Gerhard Richter has agreed to donate works for a special room to be allocated to his art in the new museum of 20th century art to be built in Berlin by the Swiss architects Herzog & de Meuron, the German Culture Ministry said.
Culture Minister Monika Grütters visited the 87-year-old artist in his studio in Cologne last week to discuss his donation, according to a statement from her ministry. “This is a big vote of confidence by Gerhard Richter and a great honour for the Nationalgalerie,” Grütters said. Further confidential talks with the Berlin museum authorities will define the scope and details of the donation, the statement said.
Two rooms are already devoted to Richter in the Albertinum in Dresden, the artist’s native city. The city of Cologne, where he has lived for 36 years, has expressed interest in devoting a museum to his work. Richter said a proposal for such a museum put forward by Fritz Schramma, a former mayor of Cologne, is “well-intentioned” but he is not interested.
“I don’t want my own museum,” he said in an interview published in the online edition of the Rheinische Post newspaper on 2 August. He added that he wants his work to be shown alongside that of other artists.

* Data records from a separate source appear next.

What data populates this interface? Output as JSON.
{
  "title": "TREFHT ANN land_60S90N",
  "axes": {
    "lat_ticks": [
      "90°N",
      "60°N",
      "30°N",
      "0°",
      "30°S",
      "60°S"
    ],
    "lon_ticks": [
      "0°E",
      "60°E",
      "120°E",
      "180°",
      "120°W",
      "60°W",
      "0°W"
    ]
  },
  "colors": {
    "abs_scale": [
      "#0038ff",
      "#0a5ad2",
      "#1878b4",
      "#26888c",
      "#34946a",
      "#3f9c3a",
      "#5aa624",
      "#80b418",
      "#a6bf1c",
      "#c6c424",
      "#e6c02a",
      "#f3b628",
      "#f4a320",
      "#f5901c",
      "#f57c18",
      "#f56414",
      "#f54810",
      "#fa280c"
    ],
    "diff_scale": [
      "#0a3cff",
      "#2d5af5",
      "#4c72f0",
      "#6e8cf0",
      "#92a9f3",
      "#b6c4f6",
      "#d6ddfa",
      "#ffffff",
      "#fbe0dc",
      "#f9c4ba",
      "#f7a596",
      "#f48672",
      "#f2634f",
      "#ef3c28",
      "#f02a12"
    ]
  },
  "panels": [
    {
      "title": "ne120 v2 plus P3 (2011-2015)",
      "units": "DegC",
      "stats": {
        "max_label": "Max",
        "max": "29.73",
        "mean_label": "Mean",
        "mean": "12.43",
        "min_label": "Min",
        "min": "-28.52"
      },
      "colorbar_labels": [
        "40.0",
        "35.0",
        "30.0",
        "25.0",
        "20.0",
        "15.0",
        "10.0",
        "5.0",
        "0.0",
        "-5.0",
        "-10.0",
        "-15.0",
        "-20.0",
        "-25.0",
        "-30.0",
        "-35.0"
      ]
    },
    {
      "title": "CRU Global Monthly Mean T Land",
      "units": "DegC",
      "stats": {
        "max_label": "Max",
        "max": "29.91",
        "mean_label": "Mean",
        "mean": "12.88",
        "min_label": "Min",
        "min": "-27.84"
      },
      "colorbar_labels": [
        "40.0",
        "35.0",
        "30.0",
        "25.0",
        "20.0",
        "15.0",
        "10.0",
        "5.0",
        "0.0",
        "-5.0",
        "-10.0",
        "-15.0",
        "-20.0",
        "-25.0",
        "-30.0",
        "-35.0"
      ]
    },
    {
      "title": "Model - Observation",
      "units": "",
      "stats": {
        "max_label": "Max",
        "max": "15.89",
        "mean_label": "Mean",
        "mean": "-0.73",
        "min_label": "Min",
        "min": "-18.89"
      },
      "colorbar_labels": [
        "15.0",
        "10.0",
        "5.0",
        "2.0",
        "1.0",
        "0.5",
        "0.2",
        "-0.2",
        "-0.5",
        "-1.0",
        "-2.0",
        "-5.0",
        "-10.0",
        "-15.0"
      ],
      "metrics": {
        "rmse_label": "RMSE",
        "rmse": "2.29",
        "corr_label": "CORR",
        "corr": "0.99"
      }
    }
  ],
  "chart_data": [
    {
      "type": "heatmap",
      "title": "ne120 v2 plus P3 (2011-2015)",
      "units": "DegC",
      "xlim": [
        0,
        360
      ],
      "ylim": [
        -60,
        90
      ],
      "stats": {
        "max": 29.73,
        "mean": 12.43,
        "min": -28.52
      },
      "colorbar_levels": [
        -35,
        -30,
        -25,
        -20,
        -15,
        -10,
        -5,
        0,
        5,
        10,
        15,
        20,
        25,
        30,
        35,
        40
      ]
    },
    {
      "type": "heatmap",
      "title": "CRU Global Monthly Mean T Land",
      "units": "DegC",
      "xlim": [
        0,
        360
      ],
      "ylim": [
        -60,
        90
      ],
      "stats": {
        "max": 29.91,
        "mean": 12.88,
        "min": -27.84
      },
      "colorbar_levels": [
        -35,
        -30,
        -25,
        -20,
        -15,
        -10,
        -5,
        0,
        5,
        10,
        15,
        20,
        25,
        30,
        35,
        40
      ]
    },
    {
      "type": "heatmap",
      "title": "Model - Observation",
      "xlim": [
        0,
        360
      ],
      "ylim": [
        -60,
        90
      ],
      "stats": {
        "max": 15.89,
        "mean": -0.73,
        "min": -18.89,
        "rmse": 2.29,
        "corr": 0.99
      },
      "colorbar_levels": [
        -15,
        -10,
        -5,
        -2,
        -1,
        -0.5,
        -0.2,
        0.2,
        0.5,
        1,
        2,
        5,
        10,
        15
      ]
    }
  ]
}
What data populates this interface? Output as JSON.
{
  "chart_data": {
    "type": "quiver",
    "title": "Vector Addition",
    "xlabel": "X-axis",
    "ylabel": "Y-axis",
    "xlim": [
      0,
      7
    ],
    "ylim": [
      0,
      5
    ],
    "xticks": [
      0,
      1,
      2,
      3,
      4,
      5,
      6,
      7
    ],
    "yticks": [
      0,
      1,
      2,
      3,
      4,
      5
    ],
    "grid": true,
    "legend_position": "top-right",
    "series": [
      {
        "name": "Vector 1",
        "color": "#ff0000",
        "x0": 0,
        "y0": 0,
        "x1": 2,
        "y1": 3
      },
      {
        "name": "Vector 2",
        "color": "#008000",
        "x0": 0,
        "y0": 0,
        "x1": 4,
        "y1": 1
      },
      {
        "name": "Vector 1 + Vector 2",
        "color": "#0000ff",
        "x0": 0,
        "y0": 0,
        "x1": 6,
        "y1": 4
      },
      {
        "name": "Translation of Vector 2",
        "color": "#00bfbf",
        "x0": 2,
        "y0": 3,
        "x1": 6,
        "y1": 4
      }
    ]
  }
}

The new Berlin museum is to be located near Potsdamer Platz next to Ludwig Mies van der Rohe’s Neue Nationalgalerie, which is currently undergoing restoration. It is intended to house the city’s vast store of 20th-century art, which has dramatically outgrown the Neue Nationalgalerie and includes works by Ernst Ludwig Kirchner, Pablo Picasso, Max Beckmann, Anselm Kiefer, Joseph Beuys, Andy Warhol and Andreas Gursky.
Berlin’s Tagesspiegel newspaper reported that some commentators have questioned whether Grütters should get involved in a decision they said should be left to the curators of the new museum—especially as exhibition space is limited given the size of the collection to be shown there.